Rural residents and poor families to be priced off roads

Traditional petrol station
Low-income families and those living in rural areas will be priced off the road if the tax increases next year include fuel.

This is the stark warning given by RMI Petrol today after the retail association's chairman wrote to chancellor George Osborne demanding that the 4p per litre tax rise on fuel on January 1 and again on August 1 be scrapped.
According to the head of RMI, Brian Madderson, people who live in remote areas will suffer an assault of cutbacks as local retailers such as convenience stores could be forced out of business.

Motorists would also have to travel much further to buy fuel, only adding to the expense.

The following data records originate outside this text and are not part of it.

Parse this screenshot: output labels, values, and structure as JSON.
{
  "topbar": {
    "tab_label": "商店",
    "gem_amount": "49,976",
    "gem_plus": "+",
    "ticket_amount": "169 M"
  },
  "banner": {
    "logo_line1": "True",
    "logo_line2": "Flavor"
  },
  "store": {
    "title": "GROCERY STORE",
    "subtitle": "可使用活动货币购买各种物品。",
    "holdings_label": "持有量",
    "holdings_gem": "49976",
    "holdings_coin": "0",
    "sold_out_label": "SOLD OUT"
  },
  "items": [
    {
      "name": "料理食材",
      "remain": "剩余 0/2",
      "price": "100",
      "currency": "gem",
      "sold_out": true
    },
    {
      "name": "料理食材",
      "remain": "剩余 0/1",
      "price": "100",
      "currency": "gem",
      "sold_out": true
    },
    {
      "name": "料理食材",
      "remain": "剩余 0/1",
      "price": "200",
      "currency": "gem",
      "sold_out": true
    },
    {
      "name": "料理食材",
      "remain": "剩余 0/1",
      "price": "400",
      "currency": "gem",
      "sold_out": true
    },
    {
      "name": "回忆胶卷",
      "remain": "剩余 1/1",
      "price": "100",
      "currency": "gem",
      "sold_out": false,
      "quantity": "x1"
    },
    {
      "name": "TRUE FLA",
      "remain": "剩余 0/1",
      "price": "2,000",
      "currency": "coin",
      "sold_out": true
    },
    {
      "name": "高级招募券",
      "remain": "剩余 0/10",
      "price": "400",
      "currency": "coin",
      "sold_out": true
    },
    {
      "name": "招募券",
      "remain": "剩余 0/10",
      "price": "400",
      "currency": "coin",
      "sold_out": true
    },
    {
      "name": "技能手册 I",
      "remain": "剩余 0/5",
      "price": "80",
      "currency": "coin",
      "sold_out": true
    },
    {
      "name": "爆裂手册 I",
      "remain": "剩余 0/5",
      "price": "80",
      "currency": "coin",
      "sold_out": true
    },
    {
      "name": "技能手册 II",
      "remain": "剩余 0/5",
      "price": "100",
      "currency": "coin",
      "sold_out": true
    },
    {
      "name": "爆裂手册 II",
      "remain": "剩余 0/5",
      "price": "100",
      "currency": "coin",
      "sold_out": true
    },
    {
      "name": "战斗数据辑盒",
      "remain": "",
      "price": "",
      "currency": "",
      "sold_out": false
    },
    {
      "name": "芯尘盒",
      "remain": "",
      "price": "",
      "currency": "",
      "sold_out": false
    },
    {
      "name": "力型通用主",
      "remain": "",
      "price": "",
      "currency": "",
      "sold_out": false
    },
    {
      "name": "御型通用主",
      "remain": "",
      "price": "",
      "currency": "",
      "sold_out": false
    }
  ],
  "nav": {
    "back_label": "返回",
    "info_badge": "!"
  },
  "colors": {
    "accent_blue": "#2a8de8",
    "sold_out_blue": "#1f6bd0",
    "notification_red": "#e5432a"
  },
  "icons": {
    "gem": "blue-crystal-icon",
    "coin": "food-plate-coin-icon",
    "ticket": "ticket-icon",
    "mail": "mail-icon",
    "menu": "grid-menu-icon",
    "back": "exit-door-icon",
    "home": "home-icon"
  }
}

The AA has calculated that the average two car family will have spent £241.54 more on petrol this summer compared to last year; a massive stretch for those who are hard up and counting the pennies.

"We have never before had tax increases of this magnitude in a single year, " Madderson told The Times.

"Everybody is trying to talk down inflation but they are forgetting that the Government has these tax increases smouldering away in their Red Book."

Already, areas of the country are witnessing a lack of fuel stations as independent retailers struggle to keep up with the rising costs of wholesale fuel.

"With unemployment hitting a 17-year high this month, most retailers worrying about falling demand trends, the UK economy failing to ignite, inflation still climbing and independent forecourts continuing to close the Government needs to address this smouldering tax bomb with the Chancellor's Autumn Statement," Madderson added.

It's not quite like scenes from Mad Max 2 out there yet, but the future is not looking bright for motorists.